Why do I need to research ? They are tried and tested in real world application ?
Aging Capacitors ? The efficacy and efficiency of electrical components decreases with age and use ? The concept is completely foreign to me.
Sure it's quite certain "maker" actually tests PSUs to determine their endurance for deciding warranty length.
Just put PSU under load in controlled increased ambient temperatures and you accelerate aging.
Basically life time of electrolytic capacitors halves for every 10C increase in ambient.
So rise ambient 30C and they age at 8 times the normal speed, 40C for 16x aging, 50C for 32x aging...
And cheap PSUs use cheaper caps with lower endurance and lower amount of work load they can endure staying inside specified endurance.
In worst case they're even specified only for 85C ambient instead of standard good level of 105C.
Or cheap factory could use capacitors with fake specs made by scammer company.
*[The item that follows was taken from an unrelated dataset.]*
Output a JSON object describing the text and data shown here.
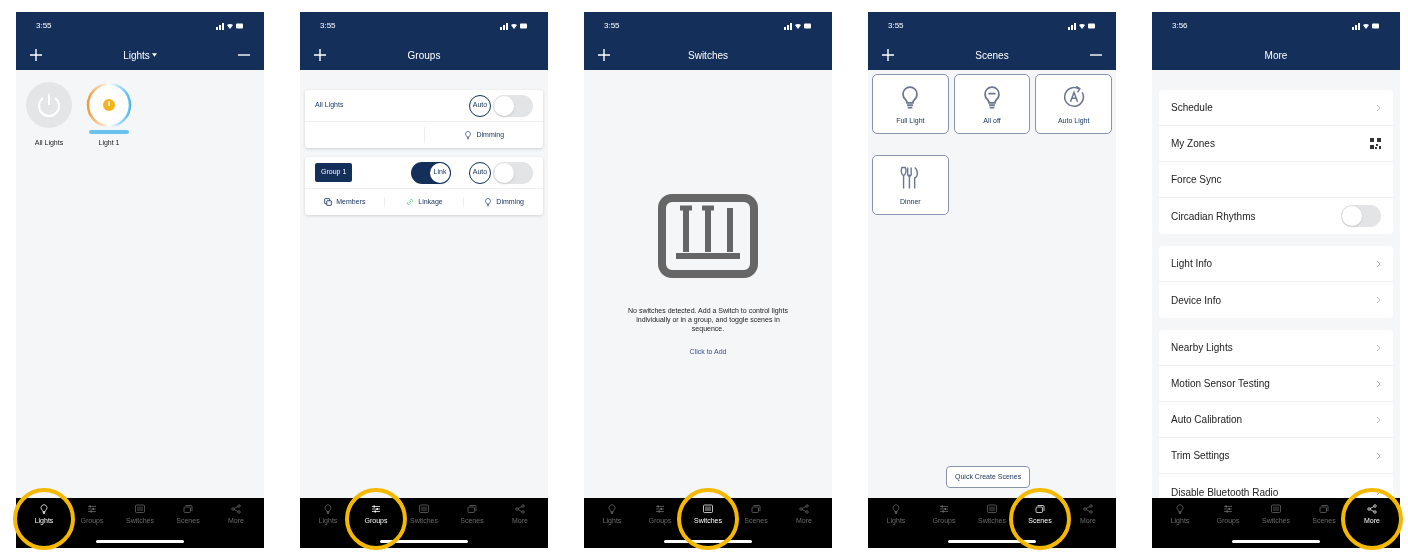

Basic semiconductors like diodes and transistors again are very much on-off parts in their durability when otherwise used with in spec:
They work fine until quite high temperatures, at which point they start dying fast/instantly.
Hence if those are properly size with proper cooling when needed and there are no weak solder joints, it's mostly capacitors which decide life span of device.
It was failing capacitors which got replaced when people took their old CRT TVs to repairman in the past for all those problems of image "shaking"/being misaligned/missized when powered.